Oxygen vacancy-rich Pr6O11: unlocking superior catalytic support for efficient ammonia synthesis

Abstract

Developing effective support materials is crucial for enhancing the performance of transition metal-based catalysts, thereby enabling efficient ammonia synthesis under mild conditions. In this study, we synthesized a series of praseodymium oxides (Pr₆O₁₁) with exceptionally high oxygen vacancy concentrations (up to 74%) after activation and demonstrated their potential as robust supports for Ru-based catalysts. By leveraging the regrowth of Pr(OH)₃, high-index facets were introduced, resulting in the formation of abundant oxygen vacancies in the final Pr₆O₁₁ structures. The Ru/Pr₆O₁₁ catalysts exhibited outstanding performance in ammonia synthesis, characterized by high catalytic activity and strong resistance to H₂ poisoning.
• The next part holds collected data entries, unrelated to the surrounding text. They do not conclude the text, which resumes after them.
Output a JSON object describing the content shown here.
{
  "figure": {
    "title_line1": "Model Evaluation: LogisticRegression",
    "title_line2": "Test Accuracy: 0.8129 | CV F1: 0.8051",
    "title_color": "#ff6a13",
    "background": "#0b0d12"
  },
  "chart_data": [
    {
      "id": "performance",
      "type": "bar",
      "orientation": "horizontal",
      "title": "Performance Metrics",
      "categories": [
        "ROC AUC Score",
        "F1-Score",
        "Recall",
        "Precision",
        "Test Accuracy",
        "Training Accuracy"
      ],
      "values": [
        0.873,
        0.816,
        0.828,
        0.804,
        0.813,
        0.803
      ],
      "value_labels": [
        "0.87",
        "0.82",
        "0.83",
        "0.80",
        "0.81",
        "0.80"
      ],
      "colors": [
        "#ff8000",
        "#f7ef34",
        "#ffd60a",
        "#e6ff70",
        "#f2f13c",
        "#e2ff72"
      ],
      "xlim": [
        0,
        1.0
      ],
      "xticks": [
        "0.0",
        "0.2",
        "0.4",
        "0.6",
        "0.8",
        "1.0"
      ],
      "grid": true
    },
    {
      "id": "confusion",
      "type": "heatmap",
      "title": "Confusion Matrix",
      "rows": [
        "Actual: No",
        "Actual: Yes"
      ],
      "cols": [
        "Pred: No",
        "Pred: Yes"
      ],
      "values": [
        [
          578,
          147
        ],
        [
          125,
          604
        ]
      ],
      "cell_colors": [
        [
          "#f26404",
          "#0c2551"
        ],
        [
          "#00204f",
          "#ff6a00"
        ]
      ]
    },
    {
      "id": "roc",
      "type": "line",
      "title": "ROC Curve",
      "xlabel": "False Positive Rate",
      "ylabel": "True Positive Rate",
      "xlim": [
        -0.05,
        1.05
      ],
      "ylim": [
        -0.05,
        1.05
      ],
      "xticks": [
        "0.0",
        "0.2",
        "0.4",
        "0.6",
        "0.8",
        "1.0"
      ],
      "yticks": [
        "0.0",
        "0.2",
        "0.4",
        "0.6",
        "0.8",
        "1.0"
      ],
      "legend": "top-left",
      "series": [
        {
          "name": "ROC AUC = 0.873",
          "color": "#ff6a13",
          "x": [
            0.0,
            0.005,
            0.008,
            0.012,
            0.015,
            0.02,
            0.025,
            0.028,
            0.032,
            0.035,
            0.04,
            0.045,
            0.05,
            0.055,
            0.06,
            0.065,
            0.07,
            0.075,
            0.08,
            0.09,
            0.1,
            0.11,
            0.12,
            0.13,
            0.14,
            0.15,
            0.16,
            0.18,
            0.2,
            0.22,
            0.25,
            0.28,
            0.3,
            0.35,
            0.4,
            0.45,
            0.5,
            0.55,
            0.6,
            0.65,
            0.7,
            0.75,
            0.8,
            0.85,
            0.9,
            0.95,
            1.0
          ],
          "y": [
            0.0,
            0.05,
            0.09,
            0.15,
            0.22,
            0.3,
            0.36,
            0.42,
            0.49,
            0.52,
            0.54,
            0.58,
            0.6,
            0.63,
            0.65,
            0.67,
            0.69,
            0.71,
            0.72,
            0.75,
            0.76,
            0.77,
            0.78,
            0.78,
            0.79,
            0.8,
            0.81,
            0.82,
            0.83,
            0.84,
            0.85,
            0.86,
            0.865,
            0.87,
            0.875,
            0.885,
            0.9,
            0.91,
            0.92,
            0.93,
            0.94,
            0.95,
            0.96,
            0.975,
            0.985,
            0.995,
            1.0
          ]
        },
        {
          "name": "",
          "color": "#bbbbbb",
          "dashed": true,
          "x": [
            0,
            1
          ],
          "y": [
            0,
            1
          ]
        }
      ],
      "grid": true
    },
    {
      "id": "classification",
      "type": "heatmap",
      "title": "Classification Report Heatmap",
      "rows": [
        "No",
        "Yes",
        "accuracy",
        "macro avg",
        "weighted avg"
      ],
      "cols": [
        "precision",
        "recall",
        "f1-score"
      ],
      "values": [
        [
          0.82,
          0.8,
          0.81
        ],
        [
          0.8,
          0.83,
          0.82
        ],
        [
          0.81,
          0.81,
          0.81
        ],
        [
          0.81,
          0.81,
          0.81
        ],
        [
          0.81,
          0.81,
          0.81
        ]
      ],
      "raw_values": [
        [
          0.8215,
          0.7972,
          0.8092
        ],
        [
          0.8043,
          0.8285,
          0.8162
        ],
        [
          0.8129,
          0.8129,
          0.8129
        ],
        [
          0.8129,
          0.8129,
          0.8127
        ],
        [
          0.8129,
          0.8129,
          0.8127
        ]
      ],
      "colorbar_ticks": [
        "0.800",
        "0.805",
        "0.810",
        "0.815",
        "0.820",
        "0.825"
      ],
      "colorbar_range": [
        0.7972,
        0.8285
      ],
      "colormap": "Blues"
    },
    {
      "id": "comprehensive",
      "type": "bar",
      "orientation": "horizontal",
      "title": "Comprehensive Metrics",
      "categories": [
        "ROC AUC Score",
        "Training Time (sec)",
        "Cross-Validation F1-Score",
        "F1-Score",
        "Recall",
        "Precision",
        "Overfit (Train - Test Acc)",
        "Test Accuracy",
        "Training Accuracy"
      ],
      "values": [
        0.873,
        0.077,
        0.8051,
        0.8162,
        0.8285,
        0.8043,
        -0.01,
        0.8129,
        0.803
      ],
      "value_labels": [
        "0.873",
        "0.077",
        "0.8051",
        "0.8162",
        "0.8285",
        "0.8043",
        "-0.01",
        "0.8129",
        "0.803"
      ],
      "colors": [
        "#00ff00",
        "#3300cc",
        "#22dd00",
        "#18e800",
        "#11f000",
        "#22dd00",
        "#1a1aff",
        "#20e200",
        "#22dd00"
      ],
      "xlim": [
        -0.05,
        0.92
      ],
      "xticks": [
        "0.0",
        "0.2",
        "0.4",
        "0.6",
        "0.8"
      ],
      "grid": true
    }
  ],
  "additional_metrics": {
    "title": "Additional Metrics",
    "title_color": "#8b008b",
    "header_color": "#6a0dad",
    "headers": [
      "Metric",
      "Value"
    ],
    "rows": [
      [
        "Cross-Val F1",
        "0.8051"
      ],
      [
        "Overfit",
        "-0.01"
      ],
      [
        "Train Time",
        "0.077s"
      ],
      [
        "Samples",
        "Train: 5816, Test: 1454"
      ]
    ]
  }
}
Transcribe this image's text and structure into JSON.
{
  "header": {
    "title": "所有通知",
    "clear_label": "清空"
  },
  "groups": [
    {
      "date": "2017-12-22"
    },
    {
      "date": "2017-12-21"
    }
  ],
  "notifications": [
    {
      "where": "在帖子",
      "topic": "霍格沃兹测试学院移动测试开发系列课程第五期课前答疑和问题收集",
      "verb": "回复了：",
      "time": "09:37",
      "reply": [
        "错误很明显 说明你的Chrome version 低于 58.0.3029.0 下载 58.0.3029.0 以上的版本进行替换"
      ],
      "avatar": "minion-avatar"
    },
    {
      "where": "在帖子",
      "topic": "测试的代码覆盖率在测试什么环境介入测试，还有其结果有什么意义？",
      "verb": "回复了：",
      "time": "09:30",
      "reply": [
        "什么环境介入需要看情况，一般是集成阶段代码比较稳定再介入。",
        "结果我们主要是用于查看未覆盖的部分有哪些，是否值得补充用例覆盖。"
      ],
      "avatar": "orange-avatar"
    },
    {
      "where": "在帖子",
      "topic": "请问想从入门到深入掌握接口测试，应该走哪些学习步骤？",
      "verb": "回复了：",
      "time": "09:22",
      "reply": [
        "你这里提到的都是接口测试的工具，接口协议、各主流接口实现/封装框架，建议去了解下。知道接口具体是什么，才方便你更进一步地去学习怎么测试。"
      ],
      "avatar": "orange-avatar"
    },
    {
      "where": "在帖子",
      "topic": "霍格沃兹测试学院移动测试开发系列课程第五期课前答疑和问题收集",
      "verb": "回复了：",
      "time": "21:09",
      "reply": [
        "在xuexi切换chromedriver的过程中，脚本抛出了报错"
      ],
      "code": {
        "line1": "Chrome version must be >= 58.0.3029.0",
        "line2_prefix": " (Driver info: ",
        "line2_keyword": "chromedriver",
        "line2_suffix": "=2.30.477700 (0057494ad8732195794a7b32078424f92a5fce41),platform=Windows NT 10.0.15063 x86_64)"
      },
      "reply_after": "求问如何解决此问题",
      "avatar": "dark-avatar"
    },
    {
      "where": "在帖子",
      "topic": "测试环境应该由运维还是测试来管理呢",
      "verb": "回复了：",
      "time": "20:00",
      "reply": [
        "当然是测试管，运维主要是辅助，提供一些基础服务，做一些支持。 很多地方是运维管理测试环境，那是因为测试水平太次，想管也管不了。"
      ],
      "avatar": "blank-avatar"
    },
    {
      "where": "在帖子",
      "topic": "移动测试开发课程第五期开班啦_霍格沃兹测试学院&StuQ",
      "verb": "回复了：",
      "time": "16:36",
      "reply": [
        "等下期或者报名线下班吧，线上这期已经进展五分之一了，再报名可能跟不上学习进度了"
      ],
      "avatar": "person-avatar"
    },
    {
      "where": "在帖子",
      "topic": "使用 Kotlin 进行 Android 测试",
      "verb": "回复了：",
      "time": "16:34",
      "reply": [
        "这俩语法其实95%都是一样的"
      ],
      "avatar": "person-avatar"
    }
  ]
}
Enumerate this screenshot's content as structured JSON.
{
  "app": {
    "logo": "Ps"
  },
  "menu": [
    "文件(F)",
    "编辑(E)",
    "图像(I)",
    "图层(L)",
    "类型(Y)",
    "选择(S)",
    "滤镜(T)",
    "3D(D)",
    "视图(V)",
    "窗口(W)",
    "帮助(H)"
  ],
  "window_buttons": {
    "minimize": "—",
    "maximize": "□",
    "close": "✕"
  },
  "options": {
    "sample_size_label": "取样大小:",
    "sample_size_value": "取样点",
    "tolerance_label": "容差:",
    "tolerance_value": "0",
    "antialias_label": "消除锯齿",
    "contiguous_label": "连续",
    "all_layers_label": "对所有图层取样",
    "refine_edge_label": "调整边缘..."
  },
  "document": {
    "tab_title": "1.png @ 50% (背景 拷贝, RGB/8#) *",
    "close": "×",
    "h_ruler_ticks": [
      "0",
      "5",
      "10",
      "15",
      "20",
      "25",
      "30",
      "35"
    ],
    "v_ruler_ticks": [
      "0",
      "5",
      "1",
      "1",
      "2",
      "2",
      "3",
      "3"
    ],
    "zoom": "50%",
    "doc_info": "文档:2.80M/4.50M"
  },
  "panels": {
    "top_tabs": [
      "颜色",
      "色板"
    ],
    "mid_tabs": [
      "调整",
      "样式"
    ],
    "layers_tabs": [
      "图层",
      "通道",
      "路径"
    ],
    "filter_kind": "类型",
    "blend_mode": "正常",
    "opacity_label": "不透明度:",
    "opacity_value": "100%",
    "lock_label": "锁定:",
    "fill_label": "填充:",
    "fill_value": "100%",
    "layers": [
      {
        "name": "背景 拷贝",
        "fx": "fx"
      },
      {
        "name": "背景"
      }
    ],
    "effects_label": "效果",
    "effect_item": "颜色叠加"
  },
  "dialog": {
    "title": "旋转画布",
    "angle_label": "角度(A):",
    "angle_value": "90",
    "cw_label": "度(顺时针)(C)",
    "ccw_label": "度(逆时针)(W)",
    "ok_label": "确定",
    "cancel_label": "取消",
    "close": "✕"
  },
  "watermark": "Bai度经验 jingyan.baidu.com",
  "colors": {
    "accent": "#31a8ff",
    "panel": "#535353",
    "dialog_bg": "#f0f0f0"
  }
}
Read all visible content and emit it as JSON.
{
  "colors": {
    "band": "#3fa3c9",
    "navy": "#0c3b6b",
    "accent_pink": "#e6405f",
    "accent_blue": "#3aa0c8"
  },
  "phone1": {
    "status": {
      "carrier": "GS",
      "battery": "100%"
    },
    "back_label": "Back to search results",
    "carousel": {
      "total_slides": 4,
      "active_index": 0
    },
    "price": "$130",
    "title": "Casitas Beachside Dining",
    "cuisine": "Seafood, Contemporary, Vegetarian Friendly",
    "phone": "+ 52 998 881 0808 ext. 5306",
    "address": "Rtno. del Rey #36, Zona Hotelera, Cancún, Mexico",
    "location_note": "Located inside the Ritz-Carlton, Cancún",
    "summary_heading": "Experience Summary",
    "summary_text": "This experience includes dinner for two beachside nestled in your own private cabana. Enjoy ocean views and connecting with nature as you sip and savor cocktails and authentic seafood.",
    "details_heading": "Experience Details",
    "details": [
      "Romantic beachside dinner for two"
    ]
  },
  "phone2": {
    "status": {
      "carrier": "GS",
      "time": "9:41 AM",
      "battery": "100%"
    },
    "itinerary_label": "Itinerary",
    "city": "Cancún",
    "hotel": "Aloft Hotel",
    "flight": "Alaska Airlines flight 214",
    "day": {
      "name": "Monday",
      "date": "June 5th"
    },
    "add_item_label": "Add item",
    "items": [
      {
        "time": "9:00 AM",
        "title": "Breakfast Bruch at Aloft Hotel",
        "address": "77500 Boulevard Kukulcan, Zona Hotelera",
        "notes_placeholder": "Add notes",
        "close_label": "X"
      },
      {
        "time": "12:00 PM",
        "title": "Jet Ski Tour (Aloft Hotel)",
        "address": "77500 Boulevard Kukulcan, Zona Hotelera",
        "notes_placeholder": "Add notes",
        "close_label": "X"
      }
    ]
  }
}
Under reaction conditions of 400 °C and 0.1 MPa, the 2 wt% Ru/Pr₆O₁₁ catalyst achieved an ammonia production rate of 4.4 mmol g⁻¹ h⁻¹ and maintained this performance for over 100 hours, significantly outperforming Ru catalysts supported on other oxides. Furthermore, the 5 wt% Ru/Pr₆O₁₁ catalyst demonstrated exceptional long-term stability, operating continuously for more than one month. These findings underscore the potential of Pr₆O₁₁-supported Ru catalysts for advancing efficient and durable ammonia synthesis.